Biden administration: Nearly half of U.S. power could come from solar by 2050

The Biden administration said on Wednesday the U.S. could get nearly half its electricity from solar power by 2050 if the country can squeeze carbon emissions out of the power grid and quickly electrify other segments of the economy that rely on fossil fuels.

The figures come from a new study released by the Energy Department, and do not reflect a new plan or goal of the Biden administration, but instead underscore the potential for solar energy to help the administration reach its ambitious goal to eliminate carbon dioxide pollution by mid-century.

Solar power has been among the fastest growing energy sources over the past decade, and could supply 40 percent of U.S. power needs by 2035 and 45 percent by 2050, a more than 10-fold increase from its current market share. That would require the federal government to expand renewable energy incentives and for the industry to continue to slash costs that have already fallen below natural gas and coal in many parts of the country.

“The study illuminates the fact that solar, our cheapest and fastest-growing source of clean energy, could produce enough electricity to power all of the homes in the U.S. by 2035 and employ as many as 1.5 million people in the process,” said Energy Secretary Jennifer Granholm in a statement.

Details: The Solar Futures Study, prepared by the National Renewable Energy Laboratory, found that by 2050, solar energy could provide almost 1,600 gigawatts of power capacity on a zero-carbon grid if the U.S. enacts aggressive policy changes.

But the report modeled several potential scenarios, including a “business-as-usual” future based on existing state and federal clean energy policies that lacks a comprehensive effort to wring carbon emissions from the power sector.

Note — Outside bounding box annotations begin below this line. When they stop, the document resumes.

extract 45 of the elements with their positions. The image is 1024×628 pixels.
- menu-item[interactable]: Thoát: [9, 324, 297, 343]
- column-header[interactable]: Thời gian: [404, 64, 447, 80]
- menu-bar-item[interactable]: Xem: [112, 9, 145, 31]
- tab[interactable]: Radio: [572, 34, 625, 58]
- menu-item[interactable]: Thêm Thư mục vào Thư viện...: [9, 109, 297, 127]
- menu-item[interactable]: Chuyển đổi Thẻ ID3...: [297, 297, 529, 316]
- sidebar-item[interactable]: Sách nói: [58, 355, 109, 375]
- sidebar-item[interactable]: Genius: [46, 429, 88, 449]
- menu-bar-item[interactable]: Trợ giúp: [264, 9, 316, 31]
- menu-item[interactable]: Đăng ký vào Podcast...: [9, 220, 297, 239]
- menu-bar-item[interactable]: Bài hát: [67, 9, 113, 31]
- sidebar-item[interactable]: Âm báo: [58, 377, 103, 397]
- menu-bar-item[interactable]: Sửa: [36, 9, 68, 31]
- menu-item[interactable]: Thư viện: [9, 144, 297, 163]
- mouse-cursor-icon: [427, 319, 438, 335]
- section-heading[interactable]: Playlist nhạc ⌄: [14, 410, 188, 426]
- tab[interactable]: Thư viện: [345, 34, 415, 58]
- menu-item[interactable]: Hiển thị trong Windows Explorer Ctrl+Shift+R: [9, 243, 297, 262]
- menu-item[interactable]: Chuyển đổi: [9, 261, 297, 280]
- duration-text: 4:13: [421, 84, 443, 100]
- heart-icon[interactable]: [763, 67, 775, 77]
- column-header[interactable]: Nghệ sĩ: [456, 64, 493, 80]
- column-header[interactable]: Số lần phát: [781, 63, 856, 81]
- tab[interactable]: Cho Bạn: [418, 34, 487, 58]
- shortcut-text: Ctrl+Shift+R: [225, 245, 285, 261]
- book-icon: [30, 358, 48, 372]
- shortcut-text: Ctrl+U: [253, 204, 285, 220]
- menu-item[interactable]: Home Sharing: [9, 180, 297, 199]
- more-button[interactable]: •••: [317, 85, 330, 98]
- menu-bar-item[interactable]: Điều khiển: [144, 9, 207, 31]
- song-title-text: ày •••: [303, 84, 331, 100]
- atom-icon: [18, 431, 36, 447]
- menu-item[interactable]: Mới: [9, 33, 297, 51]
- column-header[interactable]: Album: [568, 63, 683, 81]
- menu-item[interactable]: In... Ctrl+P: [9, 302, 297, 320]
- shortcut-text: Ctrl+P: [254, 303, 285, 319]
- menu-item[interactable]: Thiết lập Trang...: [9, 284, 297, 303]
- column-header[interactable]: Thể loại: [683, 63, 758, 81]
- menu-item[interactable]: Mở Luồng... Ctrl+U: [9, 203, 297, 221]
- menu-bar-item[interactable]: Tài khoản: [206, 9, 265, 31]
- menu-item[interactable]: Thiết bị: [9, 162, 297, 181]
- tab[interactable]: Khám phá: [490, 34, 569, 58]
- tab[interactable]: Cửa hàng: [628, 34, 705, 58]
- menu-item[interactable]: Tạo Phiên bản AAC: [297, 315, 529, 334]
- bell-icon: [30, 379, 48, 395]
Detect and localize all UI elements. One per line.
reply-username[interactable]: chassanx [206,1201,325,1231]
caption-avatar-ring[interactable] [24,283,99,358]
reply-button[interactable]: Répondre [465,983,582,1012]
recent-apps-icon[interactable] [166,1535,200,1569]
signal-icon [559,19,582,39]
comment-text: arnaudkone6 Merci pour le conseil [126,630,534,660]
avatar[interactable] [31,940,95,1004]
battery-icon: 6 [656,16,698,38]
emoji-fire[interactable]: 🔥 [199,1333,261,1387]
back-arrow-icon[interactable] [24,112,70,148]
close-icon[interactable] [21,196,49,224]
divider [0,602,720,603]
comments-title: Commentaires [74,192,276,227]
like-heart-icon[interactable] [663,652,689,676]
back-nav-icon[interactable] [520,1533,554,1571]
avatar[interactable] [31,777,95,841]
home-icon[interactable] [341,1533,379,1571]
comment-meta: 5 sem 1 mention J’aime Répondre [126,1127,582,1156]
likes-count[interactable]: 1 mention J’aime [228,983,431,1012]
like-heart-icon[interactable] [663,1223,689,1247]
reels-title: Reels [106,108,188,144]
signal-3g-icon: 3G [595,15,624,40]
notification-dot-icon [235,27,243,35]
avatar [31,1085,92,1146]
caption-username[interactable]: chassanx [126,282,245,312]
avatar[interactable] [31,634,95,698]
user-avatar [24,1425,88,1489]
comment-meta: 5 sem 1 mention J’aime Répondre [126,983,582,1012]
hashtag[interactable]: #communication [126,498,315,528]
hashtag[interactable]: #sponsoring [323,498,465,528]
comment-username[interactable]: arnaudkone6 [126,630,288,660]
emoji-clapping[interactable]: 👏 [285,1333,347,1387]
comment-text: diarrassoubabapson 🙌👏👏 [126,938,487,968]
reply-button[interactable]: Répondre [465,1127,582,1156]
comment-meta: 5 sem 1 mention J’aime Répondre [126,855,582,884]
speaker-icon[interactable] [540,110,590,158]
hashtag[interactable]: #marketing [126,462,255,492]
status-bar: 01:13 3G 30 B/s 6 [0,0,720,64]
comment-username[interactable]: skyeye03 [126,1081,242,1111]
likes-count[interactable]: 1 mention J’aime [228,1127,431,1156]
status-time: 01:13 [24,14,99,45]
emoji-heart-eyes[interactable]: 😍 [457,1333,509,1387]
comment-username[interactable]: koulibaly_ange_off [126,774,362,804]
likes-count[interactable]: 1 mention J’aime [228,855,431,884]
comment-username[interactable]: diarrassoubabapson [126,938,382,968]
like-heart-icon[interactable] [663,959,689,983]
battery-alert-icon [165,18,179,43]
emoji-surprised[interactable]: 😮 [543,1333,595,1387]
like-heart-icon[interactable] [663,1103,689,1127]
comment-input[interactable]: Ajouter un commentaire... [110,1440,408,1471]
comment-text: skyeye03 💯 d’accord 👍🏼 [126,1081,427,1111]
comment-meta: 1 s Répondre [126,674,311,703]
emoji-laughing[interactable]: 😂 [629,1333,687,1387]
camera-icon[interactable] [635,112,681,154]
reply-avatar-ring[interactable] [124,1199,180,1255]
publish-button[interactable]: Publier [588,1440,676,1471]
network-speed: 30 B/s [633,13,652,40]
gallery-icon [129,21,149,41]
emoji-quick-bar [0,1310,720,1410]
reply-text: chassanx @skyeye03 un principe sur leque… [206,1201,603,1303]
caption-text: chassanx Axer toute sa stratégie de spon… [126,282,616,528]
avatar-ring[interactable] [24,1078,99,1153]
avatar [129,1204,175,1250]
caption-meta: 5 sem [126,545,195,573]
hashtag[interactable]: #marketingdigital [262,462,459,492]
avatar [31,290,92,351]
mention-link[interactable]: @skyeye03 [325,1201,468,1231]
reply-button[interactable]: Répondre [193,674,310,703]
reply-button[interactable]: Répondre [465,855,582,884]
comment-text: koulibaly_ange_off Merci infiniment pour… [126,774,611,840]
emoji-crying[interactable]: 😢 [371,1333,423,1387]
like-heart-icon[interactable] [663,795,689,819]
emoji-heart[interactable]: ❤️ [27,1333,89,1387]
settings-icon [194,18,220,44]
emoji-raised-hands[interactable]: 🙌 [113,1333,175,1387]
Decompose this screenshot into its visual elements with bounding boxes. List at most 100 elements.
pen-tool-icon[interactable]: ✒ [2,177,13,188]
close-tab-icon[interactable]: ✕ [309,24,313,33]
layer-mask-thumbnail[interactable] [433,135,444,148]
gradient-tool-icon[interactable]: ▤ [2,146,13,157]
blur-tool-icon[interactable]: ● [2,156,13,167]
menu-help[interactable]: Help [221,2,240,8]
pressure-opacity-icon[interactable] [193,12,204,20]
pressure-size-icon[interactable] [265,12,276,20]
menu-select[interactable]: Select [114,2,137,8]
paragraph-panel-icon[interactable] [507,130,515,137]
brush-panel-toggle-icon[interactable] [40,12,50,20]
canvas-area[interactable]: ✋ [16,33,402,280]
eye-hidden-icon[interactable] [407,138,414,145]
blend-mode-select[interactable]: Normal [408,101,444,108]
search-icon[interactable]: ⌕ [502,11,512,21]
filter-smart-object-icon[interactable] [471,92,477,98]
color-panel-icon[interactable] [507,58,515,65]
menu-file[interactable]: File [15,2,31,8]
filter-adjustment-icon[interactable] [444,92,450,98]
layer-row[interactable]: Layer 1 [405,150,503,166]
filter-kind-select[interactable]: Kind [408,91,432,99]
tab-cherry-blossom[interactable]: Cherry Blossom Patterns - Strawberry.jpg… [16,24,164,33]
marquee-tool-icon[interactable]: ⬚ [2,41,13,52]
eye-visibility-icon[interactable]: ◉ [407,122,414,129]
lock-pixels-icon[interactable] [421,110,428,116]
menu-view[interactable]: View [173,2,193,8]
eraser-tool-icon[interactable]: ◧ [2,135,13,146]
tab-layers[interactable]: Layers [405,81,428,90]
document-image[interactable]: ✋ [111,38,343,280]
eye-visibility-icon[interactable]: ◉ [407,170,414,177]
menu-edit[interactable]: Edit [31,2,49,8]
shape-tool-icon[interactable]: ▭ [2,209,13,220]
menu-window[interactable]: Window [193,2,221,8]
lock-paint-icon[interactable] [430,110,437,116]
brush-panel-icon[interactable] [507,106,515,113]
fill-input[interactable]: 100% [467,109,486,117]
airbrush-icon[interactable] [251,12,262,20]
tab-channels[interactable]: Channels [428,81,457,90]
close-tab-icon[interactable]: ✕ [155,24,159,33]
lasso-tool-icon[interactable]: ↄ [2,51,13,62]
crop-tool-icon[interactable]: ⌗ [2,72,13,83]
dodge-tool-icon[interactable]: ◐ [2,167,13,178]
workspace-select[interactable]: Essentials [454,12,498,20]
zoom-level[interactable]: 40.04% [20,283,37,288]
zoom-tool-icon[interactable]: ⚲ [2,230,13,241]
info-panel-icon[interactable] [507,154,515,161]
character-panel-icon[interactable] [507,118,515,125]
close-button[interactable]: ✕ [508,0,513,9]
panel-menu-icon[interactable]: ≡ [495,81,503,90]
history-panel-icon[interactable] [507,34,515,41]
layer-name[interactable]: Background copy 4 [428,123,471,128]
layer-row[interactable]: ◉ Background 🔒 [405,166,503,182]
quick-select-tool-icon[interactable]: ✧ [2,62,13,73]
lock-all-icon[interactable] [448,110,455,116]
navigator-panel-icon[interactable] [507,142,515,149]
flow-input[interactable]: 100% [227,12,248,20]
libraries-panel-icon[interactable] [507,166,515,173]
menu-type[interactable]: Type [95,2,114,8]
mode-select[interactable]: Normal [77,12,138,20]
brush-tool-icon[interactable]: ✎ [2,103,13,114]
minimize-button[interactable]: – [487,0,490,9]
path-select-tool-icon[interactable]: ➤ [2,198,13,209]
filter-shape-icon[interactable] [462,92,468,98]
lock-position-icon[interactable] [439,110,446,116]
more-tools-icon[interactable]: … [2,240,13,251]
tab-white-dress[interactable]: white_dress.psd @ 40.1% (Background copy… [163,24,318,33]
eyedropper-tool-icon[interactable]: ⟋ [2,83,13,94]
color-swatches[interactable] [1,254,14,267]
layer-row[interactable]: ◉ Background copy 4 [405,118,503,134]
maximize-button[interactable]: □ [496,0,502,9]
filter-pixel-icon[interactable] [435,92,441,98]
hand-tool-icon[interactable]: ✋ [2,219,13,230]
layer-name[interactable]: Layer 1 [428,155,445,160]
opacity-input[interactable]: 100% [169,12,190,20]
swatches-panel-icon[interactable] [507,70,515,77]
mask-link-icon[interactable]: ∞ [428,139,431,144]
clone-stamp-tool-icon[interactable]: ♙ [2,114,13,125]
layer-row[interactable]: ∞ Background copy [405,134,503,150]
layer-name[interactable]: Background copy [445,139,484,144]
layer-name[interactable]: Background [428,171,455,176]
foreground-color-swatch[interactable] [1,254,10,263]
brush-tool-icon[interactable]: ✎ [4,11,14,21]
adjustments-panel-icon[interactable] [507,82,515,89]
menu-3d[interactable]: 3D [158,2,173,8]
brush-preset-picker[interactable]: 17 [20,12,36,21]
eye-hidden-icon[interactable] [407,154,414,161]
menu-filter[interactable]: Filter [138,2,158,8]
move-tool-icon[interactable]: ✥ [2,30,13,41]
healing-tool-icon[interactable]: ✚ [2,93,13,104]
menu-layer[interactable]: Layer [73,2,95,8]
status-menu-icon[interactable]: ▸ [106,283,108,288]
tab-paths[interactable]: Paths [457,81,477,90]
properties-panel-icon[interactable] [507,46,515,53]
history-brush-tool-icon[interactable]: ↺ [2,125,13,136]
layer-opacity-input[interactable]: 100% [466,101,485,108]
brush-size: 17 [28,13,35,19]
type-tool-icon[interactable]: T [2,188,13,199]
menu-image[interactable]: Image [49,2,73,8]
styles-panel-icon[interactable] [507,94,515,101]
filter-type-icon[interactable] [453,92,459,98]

Under that scenario, the study found that installed solar capacity will increase by nearly a factor of seven by 2050, driving down grid emissions by 45 percent by 2035 and 61 percent by 2050, relative to 2005 levels.

“That is, even without a concerted policy effort,” the report said, “market forces and technology advances will drive significant deployment of solar and other clean energy technologies as well as substantial decarbonization.”

But combining declines in solar costs and advances in technology with limits on carbon emissions and new clean energy incentives will be required if the U.S. wants to fully decarbonize the grid.

“The past decade was transformative for solar, with rapid cost reductions and subsequent increases in deployment,” Becca Jones-Albertus, director of DOE’s Solar Energy Technologies Office, wrote in the study. “It is now possible to envision — and chart a path toward — a future where solar provides 40% of the nation’s electricity by 2035.”

The most aggressive scenario in the study that includes large-scaled electrification of the U.S. economy found solar could drive a majority of the reduction in the grid’s carbon dioxide emissions by 2035 and a 100 percent reduction by 2050. Under that scenario, solar deployment would reach as much of 1,000 GW by 2035 — which is about 90 percent of the current total U.S. electricity production capacity — and as much as 1,570 GW by 2050. The remaining 55 percent of U.S. demand would be met by a combination of wind, nuclear, hydropower, geothermal and combustion turbines run on zero-carbon synthetic fuels such as hydrogen.

The path to large-scale emission reductions will also rely on expanding the electric transmission lines and new technologies like electricity storage and advanced inverters to help roll out solar power across the U.S.

Background: The study lands as the Biden administration seeks to reach net-zero emissions by 2050 and as lawmakers race to craft the details of a hefty reconciliation package that is expected to include a host of clean energy tax incentives, which advocates say are necessary to achieve long-term stability in the sector.

Nearly 750 companies from across the U.S. solar supply chain wrote to Congress on Wednesday calling for a long-term extension of the solar investment tax credit with a direct pay provision, as well as allowing standalone energy storage to take advantage of the ITC.

“The ITC is also a proven job creator, and after years of policy whiplash, it’s time that we give clean energy businesses the policy certainty they need to clean up our grid and create the millions of jobs necessary to build an equitable clean energy economy,” said Solar Energy Industries Association President and CEO Abigail Ross Hopper in a statement.

The House and Senate have taken different approaches to clean energy tax breaks, and it remains unclear how the chambers will reconcile those approaches in the budget reconciliation bill.